Yüce Rabbimiz Nahl Suresi Ayet.125.te mealen şöyle buyuruyor: *** Ey Muhammed. Rabbinin yoluna hikmetle, güzel ögütle davet et, onlarla en güzel şekilde tartış…***
İnsanlık Ailesinin bilgisi dahilinde olan en önemli hususlardan biriside şudur ki; İnsanı Allah (cc) Terbiye etmiştir. Şu hâlde Akli ve mantıki olarak varabilecegimiz bir sonuç vardır: Öyleyse İNSAN terbiye edilebilen bir varlıktır, egitilen bir canlı türüdür. Yeterki terbiye, egitim, ögretim metodları usulünce denensin.

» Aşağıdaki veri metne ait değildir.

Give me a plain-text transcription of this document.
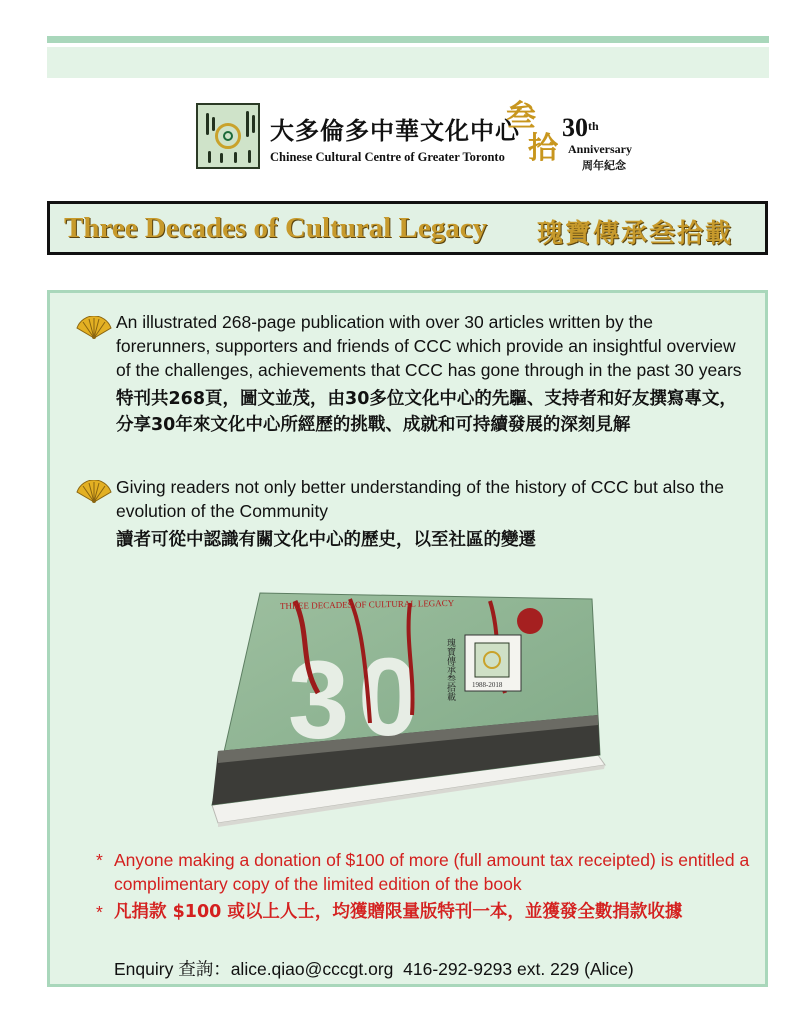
大多倫多中華文化中心
Chinese Cultural Centre of Greater Toronto
叁
拾
30th
Anniversary
周年紀念
Three Decades of Cultural Legacy 瑰寶傳承叁拾載

An illustrated 268-page publication with over 30 articles written by the forerunners, supporters and friends of CCC which provide an insightful overview of the challenges, achievements that CCC has gone through in the past 30 years

特刊共268頁，圖文並茂，由30多位文化中心的先驅、支持者和好友撰寫專文，分享30年來文化中心所經歷的挑戰、成就和可持續發展的深刻見解

Giving readers not only better understanding of the history of CCC but also the evolution of the Community

讀者可從中認識有關文化中心的歷史，以至社區的變遷

3 0
THREE DECADES OF CULTURAL LEGACY
瑰寶傳承叁拾載 1988-2018
* Anyone making a donation of $100 of more (full amount tax receipted) is entitled a complimentary copy of the limited edition of the book
* 凡捐款 $100 或以上人士，均獲贈限量版特刊一本，並獲發全數捐款收據
Enquiry 查詢：alice.qiao@cccgt.org 416-292-9293 ext. 229 (Alice)
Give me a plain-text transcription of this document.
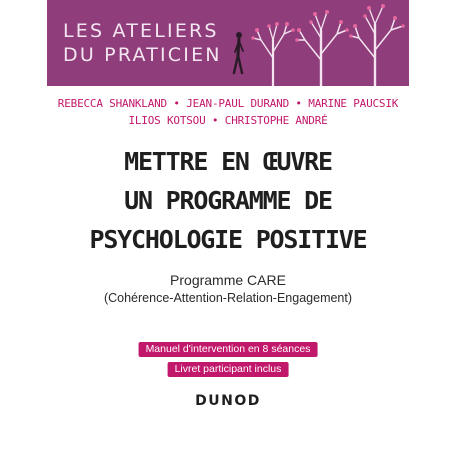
LES ATELIERS
DU PRATICIEN
REBECCA SHANKLAND • JEAN-PAUL DURAND • MARINE PAUCSIK
ILIOS KOTSOU • CHRISTOPHE ANDRÉ
METTRE EN ŒUVRE
UN PROGRAMME DE
PSYCHOLOGIE POSITIVE
Programme CARE
(Cohérence-Attention-Relation-Engagement)
Manuel d'intervention en 8 séances
Livret participant inclus
DUNOD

Neticede hayırlı ve olumlu sonuç verecegi kaçınılmazdır. Çünkü insanın RUHİ yapısı, karakteri, şahsiyyeti, seciyesi diger canlılara nazaran degişiktir. Bu sebeple insanların kabiliyetlerine uygun olan en güzel metod’la hareket edilmelidir.
METOD: Mana olarak; Bir amaca en çabuk ve en emin bir şekilde ulaşmayı mümkün kılan vasıtaaların tümüdür kısaca. İslam DİNİNDE Terbiyenin nihai amacı, İslami manada mükemmel bir İNSAN yetiştirmektir. Bu mükemmel egitim, ögretim ve terbiye işini de genelde mükkemmel insanlar verebilir.
Yani öncelikle egitim verecek olan şahsiyet kendi kendisinin egitimini, ögrenimini sagladıgı gibi, O egitimin güzelligini de üzerinde taşıyan insan olmalıdır. Rivayet edilir ki; Hz. Ömer (ra) Aile efradını – çoluk, çocugunu toplar onlara şöyle seslenirmiş: * Bilmiş olunuz ki, ben bir süre sonra insanları şuna ve şuna davet edecegim ve onları şu ve şu husustan men edep gereken yasagı koyacagım.
Şüpheniz olmasın ki, sizden birini, benim yasakladıgım şeyi işler görürsem ve ya yapılmasını emrettigim bir şeyi yapmayacagını tesbit edersem, vallahi onu en şiddetli biçimde cezalandırırım…* Hz. Ömer (ra) Bu uyarısını yaptıktan sonra dışarı çıkar, Öylece insanları hayıra, iyilige çagırır, hiç kimse geride kalmayıp herkes onun çagrısına uyardı; Herkes onun emrini ve yasagını işitip İTAAT ederdi. Çünkü Hz. Ömer (ra) Bizzat kendisi söz ve davranışlarıyla örnek olmuş, en yüce misali de beraberinde vermiş bulunuyordu.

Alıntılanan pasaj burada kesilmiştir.